Mais si, la question est tout à fait sérieuse, et même cruciale (sans mauvais jeu de mots ;-), surtout pour moi qui adore les bons fromages - accompagnés d'un bon vin etc. (Très bon souvenir du camembert affiné au calva du 24 décembre au soir, au passage...).
Le sujet était abordé dans un passionnant documentaire avant-hier soir, "Ces fromages qu'on assassine", que France 3 a eu le courage de programmmer en prime time, en pleine période de fêtes... Voilà le postulat de ce docu, où un journaliste gastronomique, Périco Légasse, accompagné d'un jeune journaliste suédois (qui joue le rôle du candide) fait son tour de France des principaux producteurs de fromages : le leader européen de production de camemberts au lait cru, Lactalis (ex-Besnier, producteur des camemberts Président et Lepetit), mène un lobbying insensé, depuis quelques mois, pour imposer les fromages pasteurisés. Et pour que le lait cru ne soit plus un critère pour décrocher le sacro-saint label AOC. Pourquoi ce retournement de veste subit ? Tout simplement parce que le camembert au lait pasteurisé (chauffé jusqu'à 72°C, voilà pour les détails techniques) a pour immense avantage de pouvoir rester un mois dans les linéaires de grandes surfaces... contrairement au fromage au lait cru (cuisson à 35°C maxi), qui ne conserve qu'une dizaine de jours. Au grand bonheur du gourmet donc, mais la grande distribution s'estime perdante.
En montrant plusieurs producteurs indépendants un peu partout en France, le documentaire montre à quel point les fromages pasteurisés pourraient tuer l'originalité des "vrais" fromages, voire "pasteuriser les esprits" - comme le montre une séquence très révélatrice, où une formatrice de l'Université du goût de Tours souligne que le critère des futurs "goûteurs" est désormais de sélectionner "ce qui doit plaire au marché" - sic.

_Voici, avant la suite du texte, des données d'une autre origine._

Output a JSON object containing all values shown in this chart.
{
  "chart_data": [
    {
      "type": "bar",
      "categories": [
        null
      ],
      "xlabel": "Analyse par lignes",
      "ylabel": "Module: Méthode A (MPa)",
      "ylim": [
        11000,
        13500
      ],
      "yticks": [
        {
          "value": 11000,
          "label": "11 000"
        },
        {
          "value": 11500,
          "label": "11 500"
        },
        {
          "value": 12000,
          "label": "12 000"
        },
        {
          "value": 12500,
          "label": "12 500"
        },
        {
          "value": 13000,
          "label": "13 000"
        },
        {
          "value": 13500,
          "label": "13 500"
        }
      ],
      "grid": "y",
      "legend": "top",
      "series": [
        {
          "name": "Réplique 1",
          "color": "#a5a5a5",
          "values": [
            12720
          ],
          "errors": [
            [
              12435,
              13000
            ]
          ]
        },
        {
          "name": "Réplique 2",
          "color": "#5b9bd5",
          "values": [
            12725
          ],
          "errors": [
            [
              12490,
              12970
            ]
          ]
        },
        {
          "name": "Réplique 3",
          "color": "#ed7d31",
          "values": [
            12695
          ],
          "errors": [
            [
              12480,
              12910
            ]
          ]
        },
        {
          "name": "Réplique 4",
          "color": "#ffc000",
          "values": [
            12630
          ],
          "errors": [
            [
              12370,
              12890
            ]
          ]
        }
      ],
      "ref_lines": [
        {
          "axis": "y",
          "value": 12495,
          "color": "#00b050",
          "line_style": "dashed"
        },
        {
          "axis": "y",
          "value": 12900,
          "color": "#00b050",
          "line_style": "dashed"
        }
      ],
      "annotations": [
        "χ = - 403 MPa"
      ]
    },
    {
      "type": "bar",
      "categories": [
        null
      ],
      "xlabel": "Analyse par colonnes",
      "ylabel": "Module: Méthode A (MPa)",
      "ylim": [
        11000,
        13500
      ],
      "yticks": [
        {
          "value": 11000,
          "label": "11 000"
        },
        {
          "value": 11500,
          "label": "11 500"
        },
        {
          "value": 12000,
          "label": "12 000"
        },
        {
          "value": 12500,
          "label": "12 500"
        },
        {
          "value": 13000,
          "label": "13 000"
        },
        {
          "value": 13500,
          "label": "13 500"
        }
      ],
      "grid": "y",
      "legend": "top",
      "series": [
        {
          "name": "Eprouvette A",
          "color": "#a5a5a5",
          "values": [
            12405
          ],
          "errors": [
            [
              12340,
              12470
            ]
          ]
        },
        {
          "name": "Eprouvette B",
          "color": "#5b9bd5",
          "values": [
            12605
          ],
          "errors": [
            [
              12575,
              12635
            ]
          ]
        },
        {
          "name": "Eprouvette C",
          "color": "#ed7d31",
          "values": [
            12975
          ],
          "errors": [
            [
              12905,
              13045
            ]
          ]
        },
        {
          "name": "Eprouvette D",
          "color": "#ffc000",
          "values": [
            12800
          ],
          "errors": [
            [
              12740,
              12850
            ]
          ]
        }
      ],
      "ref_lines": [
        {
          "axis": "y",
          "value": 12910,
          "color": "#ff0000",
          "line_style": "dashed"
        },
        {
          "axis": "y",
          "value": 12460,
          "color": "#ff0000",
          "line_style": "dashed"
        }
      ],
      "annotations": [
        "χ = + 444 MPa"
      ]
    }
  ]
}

C'est un papier dans le Canard enchaîné de la semaine dernière qui avait retenu mon attention. Lors de la projection de presse du documentaire, le dircom' du groupe Lactalis aurait laissé entendre que son groupe pourrait sucrer le budget publicitaire annuel 2008 de Lactalis pour France Televisions (20 millions d'euros tout de même). Car Lactalis n'aurait pas supporté que le doc montre comment deux personnes ... et des robots se chargent du "moulage à la louche" de 250 000 camemberts par jour. Finalement, contrairement aux craintes du Canard, France 3 n'a pas déprogrammé le doc... Mais on a pu apprécier les 'bip" lors d'une interview - savoureuse - d'une pubeuse de l'agence DDB, qui expliquait le B-A BA des campagnes de pub autour du bip-Lactalis, le "grand cru du camembert" ;-).